Forderungen der Länder nach höheren Mitteln sind jedoch nur glaubwürdig, wenn sie ihre eigenen Bemühungen im Wohnungssektor verpflichtend für die Zukunft verstärken. Das muss auch unter den gegebenen Rahmenbedingungen des Grundgesetzes möglich sein. Gerade in den Ballungszentren müssen wieder mehr Wohnungen auch für niedrigere Einkommen geschaffen werden. Deutschlands Städte haben gute Erfahrungen damit gemacht, wenn in Stadtteilen und Quartieren Menschen mit unterschiedlichen Lebenskonzepten und Einkommen leben. Vielfalt unterstützt Urbanität und soziale Stabilität.

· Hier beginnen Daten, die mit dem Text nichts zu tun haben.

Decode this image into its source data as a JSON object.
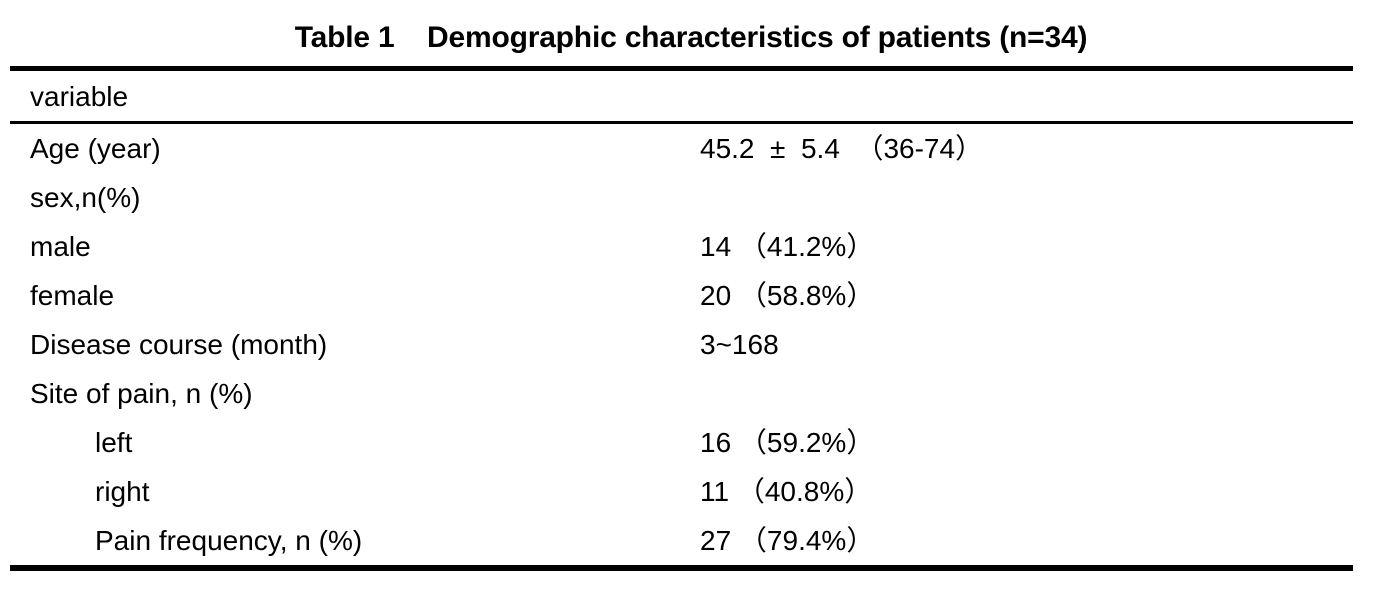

Neben den vereinzelten regionalen Wohnungsengpässen bleibt der Beitrag des Wohnungssektors zum Gelingen der Energiewende die zentrale Frage der Wohnungspolitik auf der Bundesebene. Die Bundesregierung hat vertretbare Standards für die energetischen Anforderungen an neue Wohnungen entwickelt. Bei der Sanierung des Bestandes sind die ordnungsrechtlichen Standards derzeit wirtschaftlich nicht weiterzuentwickeln. Für die soziale Balance der Energiewende und deren gesellschaftliche Akzeptanz ist das ein ganz wichtiger Aspekt.

Im Wohnungsbaubestand kann mehr Energie über die massenhafte Sanierung auf das geltende Niveau eingespart werden als über vereinzelte Mustersanierungen zum Passivhausstandard. Es gilt daher, so viel wie möglich an Sanierungstätigkeit im Wohnungsbestand auf den Weg zu bringen. Dafür muss die Sanierungsquote langjährig auf ein Niveau von zwei Prozent pro Jahr gebracht werden. CDU und CSU stehen hier für die freiwillige Sanierung und deren Förderung, wenn man noch anspruchsvoller als ordnungsrechtlich vorgegeben investiert.

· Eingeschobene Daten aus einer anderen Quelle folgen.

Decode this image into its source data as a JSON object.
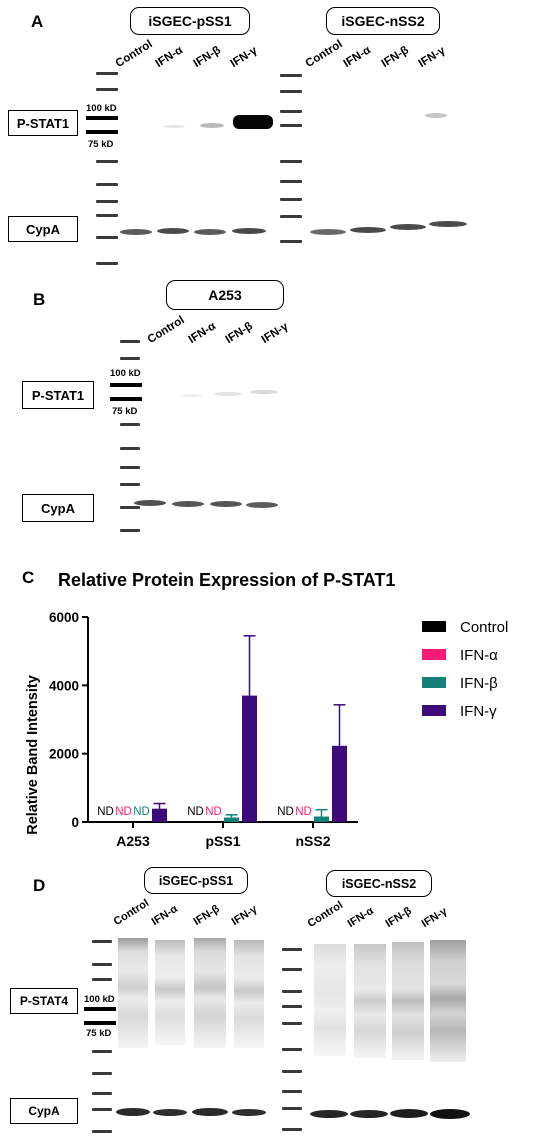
{
  "panels": {
    "A": {
      "letter": "A",
      "groups": [
        "iSGEC-pSS1",
        "iSGEC-nSS2"
      ],
      "lanes": [
        "Control",
        "IFN-α",
        "IFN-β",
        "IFN-γ"
      ],
      "row_labels": [
        "P-STAT1",
        "CypA"
      ],
      "markers": [
        "100 kD",
        "75 kD"
      ]
    },
    "B": {
      "letter": "B",
      "group": "A253",
      "lanes": [
        "Control",
        "IFN-α",
        "IFN-β",
        "IFN-γ"
      ],
      "row_labels": [
        "P-STAT1",
        "CypA"
      ],
      "markers": [
        "100 kD",
        "75 kD"
      ]
    },
    "D": {
      "letter": "D",
      "groups": [
        "iSGEC-pSS1",
        "iSGEC-nSS2"
      ],
      "lanes": [
        "Control",
        "IFN-α",
        "IFN-β",
        "IFN-γ"
      ],
      "row_labels": [
        "P-STAT4",
        "CypA"
      ],
      "markers": [
        "100 kD",
        "75 kD"
      ]
    }
  },
  "chart_data": {
    "panel_letter": "C",
    "type": "bar",
    "title": "Relative Protein Expression of P-STAT1",
    "ylabel": "Relative Band Intensity",
    "xlabel": "",
    "ylim": [
      0,
      6000
    ],
    "yticks": [
      "0",
      "2000",
      "4000",
      "6000"
    ],
    "categories": [
      "A253",
      "pSS1",
      "nSS2"
    ],
    "legend_position": "right",
    "nd_label": "ND",
    "series": [
      {
        "name": "Control",
        "color": "#000000",
        "values": [
          0,
          0,
          0
        ],
        "errors": [
          0,
          0,
          0
        ],
        "nd": [
          true,
          true,
          true
        ]
      },
      {
        "name": "IFN-α",
        "color": "#ff1a75",
        "values": [
          0,
          0,
          0
        ],
        "errors": [
          0,
          0,
          0
        ],
        "nd": [
          true,
          true,
          true
        ]
      },
      {
        "name": "IFN-β",
        "color": "#138079",
        "values": [
          0,
          130,
          160
        ],
        "errors": [
          0,
          80,
          200
        ],
        "nd": [
          true,
          false,
          false
        ]
      },
      {
        "name": "IFN-γ",
        "color": "#3d0a7a",
        "values": [
          390,
          3700,
          2230
        ],
        "errors": [
          150,
          1750,
          1200
        ],
        "nd": [
          false,
          false,
          false
        ]
      }
    ]
  }
}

Staatliche Sanierungszwänge lehnen wir ab. Dieses Grundprinzip wurde im Energiekonzept der Bundesregierung verankert und muss verteidigt werden. Wer Hauseigentümer zu unwirtschaftlichen Investitionen zwingen will, provoziert das Ende des gesellschaftlichen Konsenses über die Energiewende.

Bei der Förderung setzen wir auf einen Mix aus Zuschüssen, zinsgünstigen Darlehen und steuerlicher Förderung. Man kann nicht alle Hauseigentümer durch einen "Einheits-Fördertopf" ziehen. Nur mit unterschiedlichen Angeboten können Investitionsanreize für Eigentümer mit unterschiedlichen Einkommens- und Vermögensstrukturen geschaffen werden. Mit 1,5 Milliarden Euro aus dem Energie- und Klimafonds hat die Bundesregierung zunächst eine stabile Basis für das CO2-Gebäudesanierungsprogramm geschaffen. Diese muss für die darauffolgenden Jahre gesichert werden.

Bei der Stadtentwicklung bleiben die demografische Entwicklung, der Strukturwandel und die Herausforderungen der Energiewende die wirklich wichtigen Aufgaben der kommenden Jahre. Die Bundesregierung hat dafür bereits gute Antworten im Rahmen der Städtebauförderprogramme gefunden, die gilt es weiterzuentwickeln. Um die Städte und Gemeinden vor vergleichbaren landespolitischen Fehlentwicklungen wie bei der Wohnungsbauförderung zu schützen, sollte an der Städtebauförderung als gemeinsame Aufgabe von Bund, Ländern und Kommunen festgehalten werden.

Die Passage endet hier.